As shown at the figure: ABC is a right triangle.Firstly, we erect squares on its sides.Then we join the consequtive vertices of the squares and we get 3 more triangles.We continue and we erect 3 squares on the sides of these 3 triangles,we join the vertices and we get trapezoids and so on and so forth(next step we erect squares on the sides of the trapezoids) I have managed to show that the sum of the areas of the three initial triangles is 3 times the area of the right triangle.Then the sum of the trapezoids is 5 times the area of the right triangle...So my question is: is there a pattern behind this procedure?Possibly if we go on we will always be getting multiples of the area of the right triangle.
Let me call $s$ the area of the original triangle and $a$, $b$, $c$ the areas of the "first generation" triangles. We have $s=a=b=c$, because any triangle among $a$, $b$, $c$ has two sides of the same length as two sides of $s$, and the angle between them supplementary of the corresponding angle in $s$.
You can then for instance rotate $s$ 90° counterclockwise around the common vertex with $a$, to create a larger triangle with double area. But triangle $a$ has a vertex in common with a "second generation" quadrilateral (green in the diagram below): we can rotate that larger triangle 90° counterclockwise around the common vertex to create another quadrilateral. Finally, we can rotate $b$ 90° clockwise around the common vertex with the quadrilateral, to get another larger quadrilateral. This quadrilateral is a parallelogram, because its opposite short sides have the same length as the congruent sides of $s$ and $b$, while the angles adjacent to these sides are the same as the corresponding angles in $s$ and $b$ and thus supplementary.

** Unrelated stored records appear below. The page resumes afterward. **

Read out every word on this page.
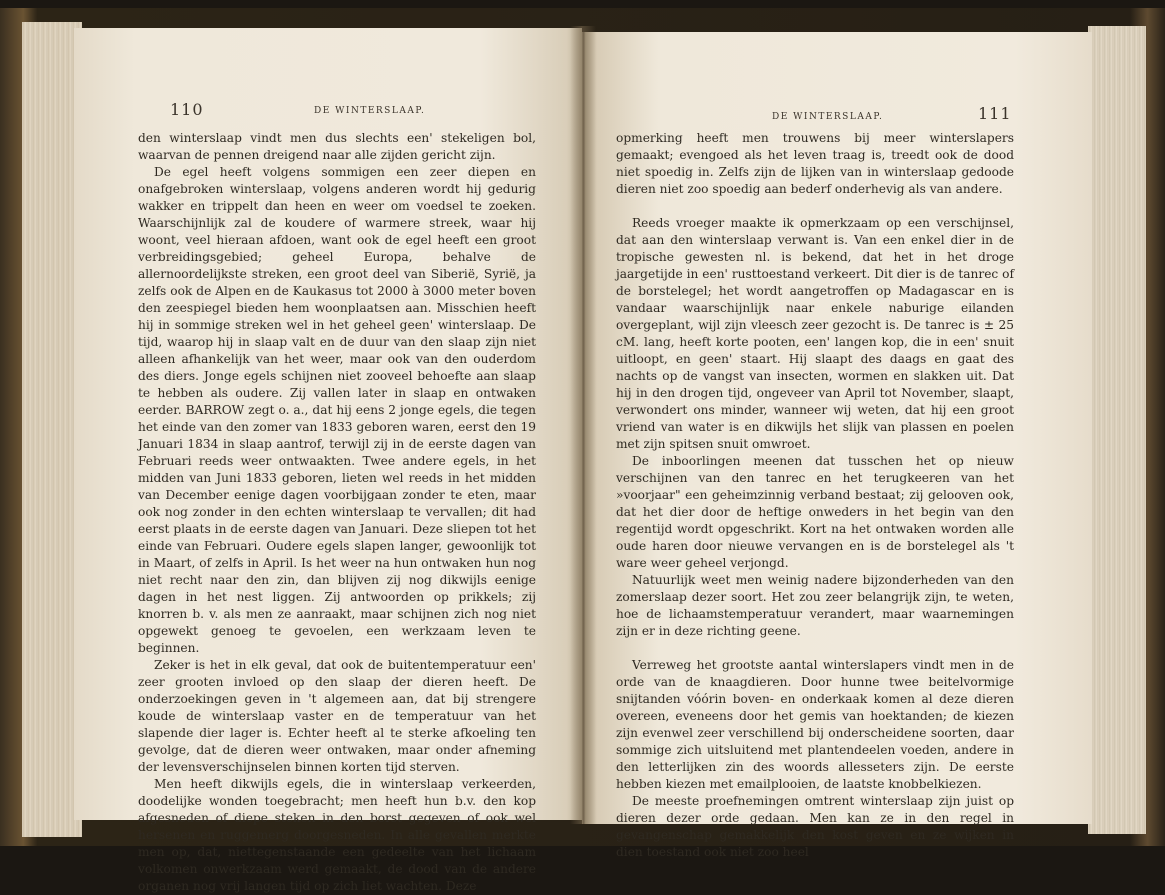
110	DE WINTERSLAAP.

den winterslaap vindt men dus slechts een' stekeligen bol, waarvan de pennen dreigend naar alle zijden gericht zijn.

De egel heeft volgens sommigen een zeer diepen en onafgebroken winterslaap, volgens anderen wordt hij gedurig wakker en trippelt dan heen en weer om voedsel te zoeken. Waarschijnlijk zal de koudere of warmere streek, waar hij woont, veel hieraan afdoen, want ook de egel heeft een groot verbreidingsgebied; geheel Europa, behalve de allernoordelijkste streken, een groot deel van Siberië, Syrië, ja zelfs ook de Alpen en de Kaukasus tot 2000 à 3000 meter boven den zeespiegel bieden hem woonplaatsen aan. Misschien heeft hij in sommige streken wel in het geheel geen' winterslaap. De tijd, waarop hij in slaap valt en de duur van den slaap zijn niet alleen afhankelijk van het weer, maar ook van den ouderdom des diers. Jonge egels schijnen niet zooveel behoefte aan slaap te hebben als oudere. Zij vallen later in slaap en ontwaken eerder. BARROW zegt o. a., dat hij eens 2 jonge egels, die tegen het einde van den zomer van 1833 geboren waren, eerst den 19 Januari 1834 in slaap aantrof, terwijl zij in de eerste dagen van Februari reeds weer ontwaakten. Twee andere egels, in het midden van Juni 1833 geboren, lieten wel reeds in het midden van December eenige dagen voorbijgaan zonder te eten, maar ook nog zonder in den echten winterslaap te vervallen; dit had eerst plaats in de eerste dagen van Januari. Deze sliepen tot het einde van Februari. Oudere egels slapen langer, gewoonlijk tot in Maart, of zelfs in April. Is het weer na hun ontwaken hun nog niet recht naar den zin, dan blijven zij nog dikwijls eenige dagen in het nest liggen. Zij antwoorden op prikkels; zij knorren b. v. als men ze aanraakt, maar schijnen zich nog niet opgewekt genoeg te gevoelen, een werkzaam leven te beginnen.

Zeker is het in elk geval, dat ook de buitentemperatuur een' zeer grooten invloed op den slaap der dieren heeft. De onderzoekingen geven in 't algemeen aan, dat bij strengere koude de winterslaap vaster en de temperatuur van het slapende dier lager is. Echter heeft al te sterke afkoeling ten gevolge, dat de dieren weer ontwaken, maar onder afneming der levensverschijnselen binnen korten tijd sterven.

Men heeft dikwijls egels, die in winterslaap verkeerden, doodelijke wonden toegebracht; men heeft hun b.v. den kop afgesneden of diepe steken in den borst gegeven of ook wel hersenen en ruggemerg doorgesneden. In alle gevallen merkte men op, dat, niettegenstaande een gedeelte van het lichaam volkomen onwerkzaam werd gemaakt, de dood van de andere organen nog vrij langen tijd op zich liet wachten. Deze

DE WINTERSLAAP.	111

opmerking heeft men trouwens bij meer winterslapers gemaakt; evengoed als het leven traag is, treedt ook de dood niet spoedig in. Zelfs zijn de lijken van in winterslaap gedoode dieren niet zoo spoedig aan bederf onderhevig als van andere.

Reeds vroeger maakte ik opmerkzaam op een verschijnsel, dat aan den winterslaap verwant is. Van een enkel dier in de tropische gewesten nl. is bekend, dat het in het droge jaargetijde in een' rusttoestand verkeert. Dit dier is de tanrec of de borstelegel; het wordt aangetroffen op Madagascar en is vandaar waarschijnlijk naar enkele naburige eilanden overgeplant, wijl zijn vleesch zeer gezocht is. De tanrec is ± 25 cM. lang, heeft korte pooten, een' langen kop, die in een' snuit uitloopt, en geen' staart. Hij slaapt des daags en gaat des nachts op de vangst van insecten, wormen en slakken uit. Dat hij in den drogen tijd, ongeveer van April tot November, slaapt, verwondert ons minder, wanneer wij weten, dat hij een groot vriend van water is en dikwijls het slijk van plassen en poelen met zijn spitsen snuit omwroet.

De inboorlingen meenen dat tusschen het op nieuw verschijnen van den tanrec en het terugkeeren van het »voorjaar" een geheimzinnig verband bestaat; zij gelooven ook, dat het dier door de heftige onweders in het begin van den regentijd wordt opgeschrikt. Kort na het ontwaken worden alle oude haren door nieuwe vervangen en is de borstelegel als 't ware weer geheel verjongd.

Natuurlijk weet men weinig nadere bijzonderheden van den zomerslaap dezer soort. Het zou zeer belangrijk zijn, te weten, hoe de lichaamstemperatuur verandert, maar waarnemingen zijn er in deze richting geene.

Verreweg het grootste aantal winterslapers vindt men in de orde van de knaagdieren. Door hunne twee beitelvormige snijtanden vóórin boven- en onderkaak komen al deze dieren overeen, eveneens door het gemis van hoektanden; de kiezen zijn evenwel zeer verschillend bij onderscheidene soorten, daar sommige zich uitsluitend met plantendeelen voeden, andere in den letterlijken zin des woords allesseters zijn. De eerste hebben kiezen met emailplooien, de laatste knobbelkiezen.

De meeste proefnemingen omtrent winterslaap zijn juist op dieren dezer orde gedaan. Men kan ze in den regel in gevangenschap gemakkelijk den kost geven en ze wijken in dien toestand ook niet zoo heel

This parallelogram has a the upper base which is four times the base of $s$, while its height is the same as that of $s$. Its area is then $8s$ and if we subtract from that the area $3s$ of the additional triangles we find that the area of a second generation quadrilateral (which is then a trapezoid) is $5s$.
A similar construction can be made for a third generation trapezoid. I won't write all the details but you can see from the diagram below that such a trapezoid (orange) can be completed into a parallelogram by adding two second generation trapezoids and six triangles. Such parallelogram has a base which is five times the base of $a$, and a height which is four times that of $a$. Its area is then $40s$ and subtracting from that the area $16s$ of the added figures we get $24s$ as the area of a third generation trapezoid.
These constructions can be carried out for every $n$-th generation trapezoid, but it is not clear how to derive from these a recurrence relation between their areas $S_n$. Apparently, though, such a recurrence can be easily guessed to be $$ S_n=5S_{n-1}-S_{n-2}. $$
EDIT.
It is indeed possible to obtain a recursive relation, by examining three trapezoids of successive generations (see diagram below). Let $S_n$ be the area of a $n$-th generation trapezoid, $a_n$ its smaller base, $b_n$ its longer base and $r_n=b_n/a_n$. The $n$-th trapezoid can be translated on top of the $n+2$-th to create a larger trapezoid, because $a_{n+2}=b_n$. By triangle similitude one has then $(b_{n+2}-a_n):(b_n-a_n)=(b_{n+1}+a_{n+1}):a_{n+1}$, whence: $$ r_{n+2}=\left(1-{1\over r_n}\right)(1+r_{n+1})+{1\over r_n}, $$ a formula which allows to find recursively the values of $r_n$, given that $r_2=4$ and $r_3=5$: $$ r_4=\frac{19}{4},\ r_5=\frac{24}{5},\ r_6=\frac{91}{19}, r_7=\frac{115}{24},\ r_8=\frac{436}{91},\ r_9=\frac{551}{115},\ r_{10}=\frac{2089}{436} $$
In a similar way one can find a relation for $S_{n+2}$ in terms os $S_n$: $$ S_{n+2}={r_{n+1}\over1+r_n}(r_n r_{n+1}+2r_n-r_{n+1})S_n, $$ a formula which works for $n\ge2$. Starting with $S_2=5$ and $S_3=24$ one then finds: $$ S_4=115,\ S_5=551,\ S_6=2640,\ S_7=12649,\ S_8=60605,\ S_9=290376,\ S_{10}=1391275. $$